One of the core chapters discusses the key skills necessary for the role. It’s not just about coding; Reilly highlights skills such as architectural insight, system design, technical decision-making, and cross-functional leadership. Each skill is explored in detail, with practical advice on how to develop and demonstrate these capabilities in a work setting. I felt it was a must read for engineers.
Reilly also gives advice on building relationships with key stakeholders, understanding business goals, and leveraging technical strategies to drive organisational success. These elements are critical, as they illustrate how staff engineers can use their position to bridge the gap between engineering teams and executive management.
Reilly also addresses the challenges and common pitfalls in the path to becoming a staff engineer, such as the risk of becoming isolated in deep technical work without broader influence. She offers strategies for maintaining visibility in the organisation, such as leading high-impact projects and engaging in community and industry events.
Towards the end, she shifts focus towards long-term career growth, discussing how to sustain the role's demands while continuing personal and professional development.
The Inner Game of Tennis by Timothy Gallwey
Finally, I would like to wrap up my recommendations with some ‘philosophy of life’. I loved this book primarily because of Tennis metaphor. Being a huge fan of the sport, I could seriously relate to the ‘mental’ game that the author talks about in detail. Also, apparently this is one of Bill Gates’s favourite reads as well. Given that he is another Tennis fan, I am not surprised.
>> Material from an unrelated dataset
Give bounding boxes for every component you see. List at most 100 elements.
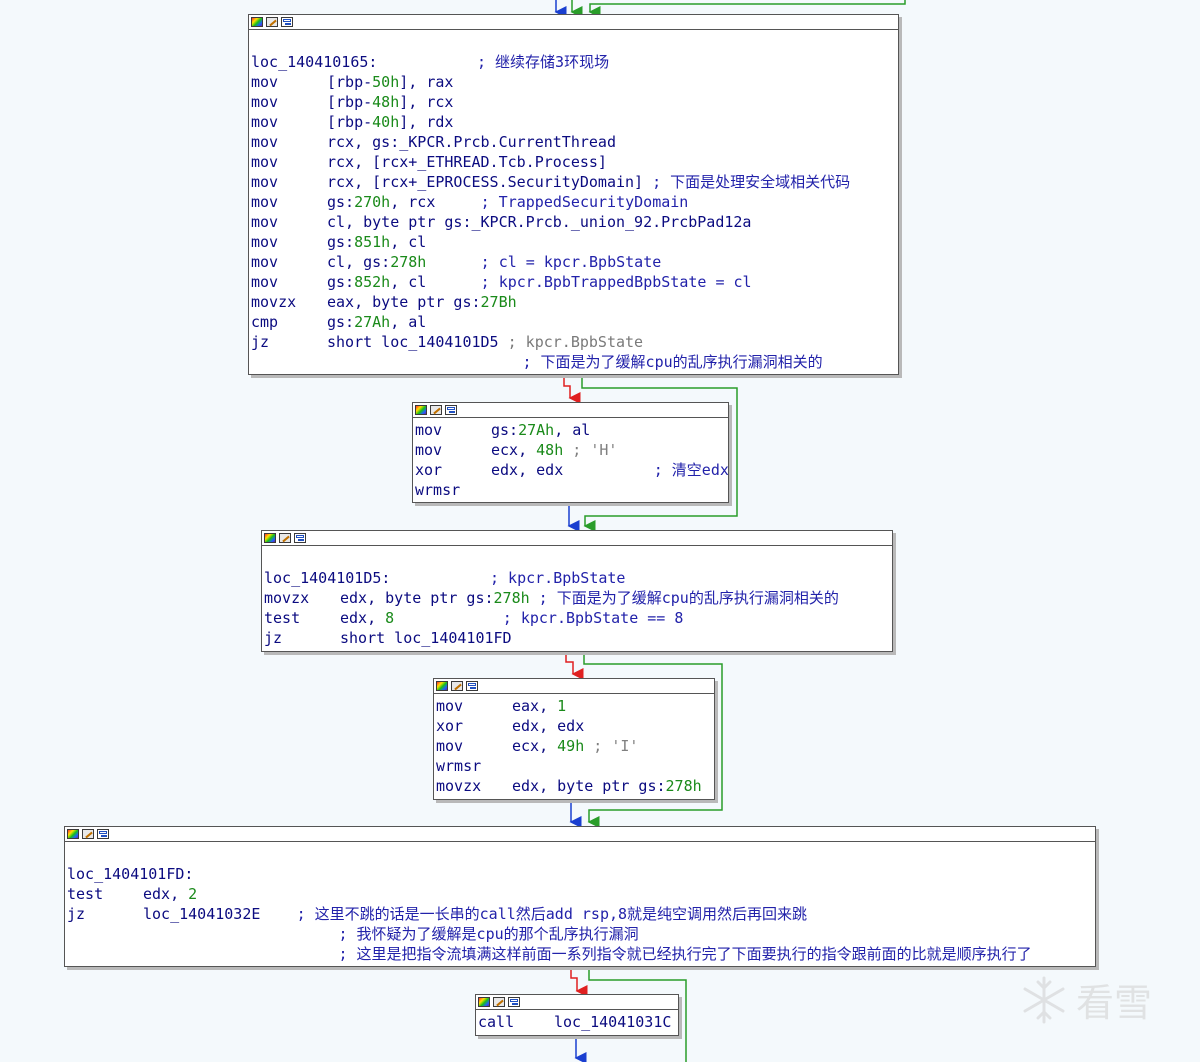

It's a profound exploration of the psychology of performance, which resonates deeply with me as an engineer. Gallwey introduces a revolutionary approach to learning and coaching that is as applicable to mastering a programming language as it is to hitting a forehand.
Gallwey starts with the premise that our minds have two selves, Self 1, the teller, and Self 2, the doer. Self 1 is analytical and often critical, constantly offering instructions and criticisms, while Self 2 is the self that actually performs the action. He argues that learning and performance are enhanced when Self 1 is quieted and allows Self 2 to operate based on the body's intuitive and natural abilities.
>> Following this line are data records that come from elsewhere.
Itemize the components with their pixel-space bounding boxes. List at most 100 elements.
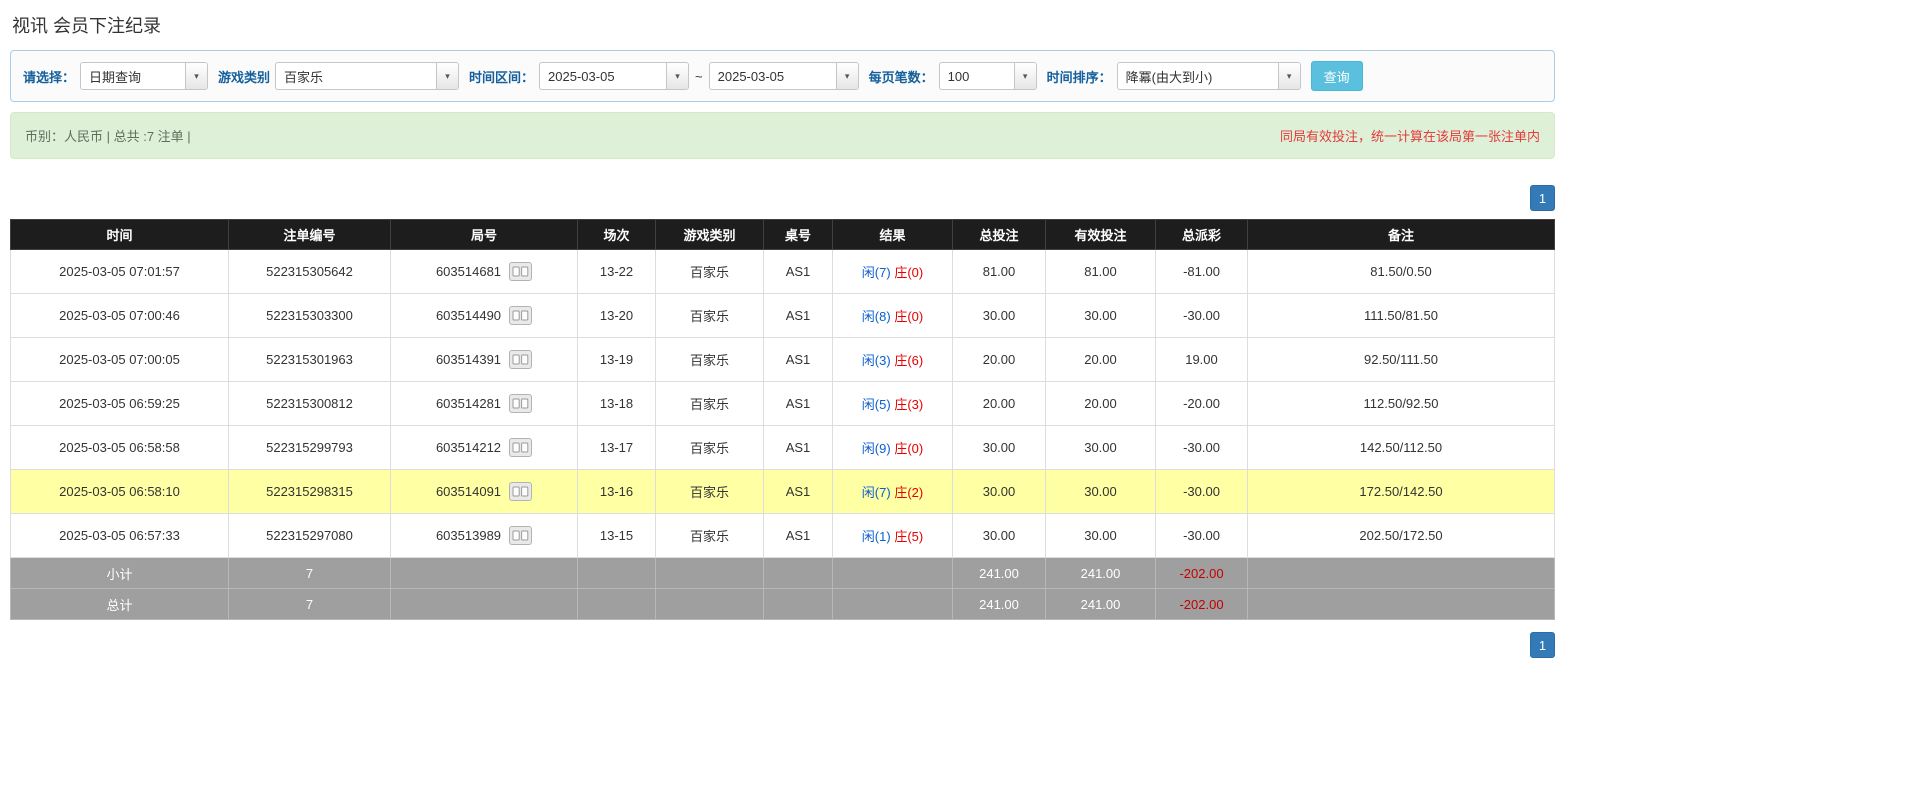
replay-icon[interactable] (509, 438, 532, 457)
cell-time: 2025-03-05 06:59:25 (11, 382, 229, 426)
cell-total-bet[interactable]: 30.00 (953, 426, 1046, 470)
cell-result: 闲(3) 庄(6) (833, 338, 953, 382)
cell-valid-bet: 30.00 (1046, 514, 1156, 558)
header-game-type: 游戏类别 (656, 220, 764, 250)
cell-table-no: AS1 (764, 426, 833, 470)
cell-game-type: 百家乐 (656, 514, 764, 558)
result-banker: 庄(3) (894, 397, 923, 412)
subtotal-total-bet: 241.00 (953, 558, 1046, 589)
cell-bet-id: 522315300812 (229, 382, 391, 426)
date-from-select[interactable]: 2025-03-05 ▾ (539, 62, 689, 90)
table-body: 2025-03-05 07:01:57522315305642 603514681… (11, 250, 1555, 558)
result-banker: 庄(6) (894, 353, 923, 368)
game-type-value: 百家乐 (276, 63, 436, 89)
cell-payout: -30.00 (1156, 470, 1248, 514)
cell-time: 2025-03-05 07:00:05 (11, 338, 229, 382)
table-row: 2025-03-05 07:00:05522315301963 603514391… (11, 338, 1555, 382)
cell-valid-bet: 30.00 (1046, 426, 1156, 470)
replay-icon[interactable] (509, 526, 532, 545)
table-row: 2025-03-05 07:01:57522315305642 603514681… (11, 250, 1555, 294)
game-type-select[interactable]: 百家乐 ▾ (275, 62, 459, 90)
cell-total-bet[interactable]: 20.00 (953, 382, 1046, 426)
date-to-select[interactable]: 2025-03-05 ▾ (709, 62, 859, 90)
chevron-down-icon[interactable]: ▾ (1278, 63, 1300, 89)
summary-notice: 同局有效投注，统一计算在该局第一张注单内 (1280, 126, 1540, 145)
page-button-1[interactable]: 1 (1530, 632, 1555, 658)
subtotal-row: 小计 7 241.00 241.00 -202.00 (11, 558, 1555, 589)
result-player: 闲(7) (862, 485, 891, 500)
subtotal-payout: -202.00 (1156, 558, 1248, 589)
chevron-down-icon[interactable]: ▾ (1014, 63, 1036, 89)
chevron-down-icon[interactable]: ▾ (185, 63, 207, 89)
result-player: 闲(1) (862, 529, 891, 544)
result-banker: 庄(0) (894, 265, 923, 280)
result-player: 闲(8) (862, 309, 891, 324)
cell-total-bet[interactable]: 20.00 (953, 338, 1046, 382)
cell-round-id: 603514091 (436, 484, 501, 499)
cell-round-id: 603514681 (436, 264, 501, 279)
cell-session: 13-17 (578, 426, 656, 470)
table-row: 2025-03-05 06:59:25522315300812603514281… (11, 382, 1555, 426)
cell-valid-bet: 30.00 (1046, 294, 1156, 338)
result-banker: 庄(5) (894, 529, 923, 544)
cell-game-type: 百家乐 (656, 426, 764, 470)
page: 视讯 会员下注纪录 请选择： 日期查询 ▾ 游戏类别 百家乐 ▾ 时间区间： 2… (0, 0, 1565, 678)
chevron-down-icon[interactable]: ▾ (436, 63, 458, 89)
result-player: 闲(3) (862, 353, 891, 368)
game-type-label: 游戏类别 (218, 67, 270, 86)
cell-round-id: 603514391 (436, 352, 501, 367)
chevron-down-icon[interactable]: ▾ (836, 63, 858, 89)
cell-time: 2025-03-05 07:01:57 (11, 250, 229, 294)
replay-icon[interactable] (509, 306, 532, 325)
cell-bet-id: 522315298315 (229, 470, 391, 514)
search-button[interactable]: 查询 (1311, 61, 1363, 91)
cell-session: 13-15 (578, 514, 656, 558)
query-type-select[interactable]: 日期查询 ▾ (80, 62, 208, 90)
replay-icon[interactable] (509, 482, 532, 501)
cell-total-bet[interactable]: 30.00 (953, 470, 1046, 514)
cell-result: 闲(7) 庄(2) (833, 470, 953, 514)
page-size-value: 100 (940, 63, 1014, 89)
date-range-separator: ~ (695, 69, 703, 84)
cell-valid-bet: 81.00 (1046, 250, 1156, 294)
chevron-down-icon[interactable]: ▾ (666, 63, 688, 89)
cell-payout: -30.00 (1156, 514, 1248, 558)
header-bet-id: 注单编号 (229, 220, 391, 250)
cell-payout: -30.00 (1156, 426, 1248, 470)
replay-icon[interactable] (509, 350, 532, 369)
subtotal-label: 小计 (11, 558, 229, 589)
page-size-select[interactable]: 100 ▾ (939, 62, 1037, 90)
cell-bet-id: 522315301963 (229, 338, 391, 382)
page-button-1[interactable]: 1 (1530, 185, 1555, 211)
replay-icon[interactable] (509, 394, 532, 413)
result-player: 闲(5) (862, 397, 891, 412)
header-round-id: 局号 (391, 220, 578, 250)
filter-bar: 请选择： 日期查询 ▾ 游戏类别 百家乐 ▾ 时间区间： 2025-03-05 … (10, 50, 1555, 102)
cell-round-id: 603513989 (436, 528, 501, 543)
table-row: 2025-03-05 06:57:33522315297080603513989… (11, 514, 1555, 558)
cell-bet-id: 522315305642 (229, 250, 391, 294)
header-valid-bet: 有效投注 (1046, 220, 1156, 250)
header-session: 场次 (578, 220, 656, 250)
cell-game-type: 百家乐 (656, 382, 764, 426)
cell-game-type: 百家乐 (656, 338, 764, 382)
cell-total-bet[interactable]: 30.00 (953, 514, 1046, 558)
summary-currency-count: 币别：人民币 | 总共 :7 注单 | (25, 126, 191, 145)
cell-total-bet[interactable]: 30.00 (953, 294, 1046, 338)
cell-session: 13-20 (578, 294, 656, 338)
result-player: 闲(9) (862, 441, 891, 456)
cell-remark: 142.50/112.50 (1248, 426, 1555, 470)
header-remark: 备注 (1248, 220, 1555, 250)
cell-result: 闲(9) 庄(0) (833, 426, 953, 470)
cell-remark: 112.50/92.50 (1248, 382, 1555, 426)
cell-total-bet[interactable]: 81.00 (953, 250, 1046, 294)
result-banker: 庄(0) (894, 441, 923, 456)
pagination-top: 1 (10, 185, 1555, 211)
cell-remark: 81.50/0.50 (1248, 250, 1555, 294)
sort-select[interactable]: 降冪(由大到小) ▾ (1117, 62, 1301, 90)
sort-value: 降冪(由大到小) (1118, 63, 1278, 89)
select-label: 请选择： (23, 67, 75, 86)
pagination-bottom: 1 (10, 632, 1555, 658)
table-header: 时间 注单编号 局号 场次 游戏类别 桌号 结果 总投注 有效投注 总派彩 备注 (11, 220, 1555, 250)
replay-icon[interactable] (509, 262, 532, 281)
A significant portion of the book is dedicated to the concept of "letting go" of judgement and the fear of failure, which leads to greater focus and a higher level of performance. Gallwey provides practical strategies for achieving this state, such as focusing on the seams of the tennis ball, which parallels focusing on the process rather than the outcome of a complex project or coding challenge.
Gallwey also delves into the concept of "trust," which involves allowing one’s own abilities to flourish without over-management. It also touches on effective coaching techniques. Gallwey advocates for coaches (or leaders) to facilitate learning by creating an environment that is conducive to self-discovery rather than instruction-heavy.
I've read the transformer and attention related chapters from Bishop. Certainly, the most accessible yet thorough explanation of the architectures I've seen around.
I'm interested in Bennett for sure. Did you enjoy it? was it pretty easy to get through? I have the bandwidth for a book like that (especially an audiobook).
I recall another tennis analogy book by Charles Ellis, on personal finance and investing. I think it's called "Winning the Loser's Game", and it's all about how you have to approach investing like you're an amateur- just try to return the ball! Pro tennis is a winner's game, but not amateur tennis.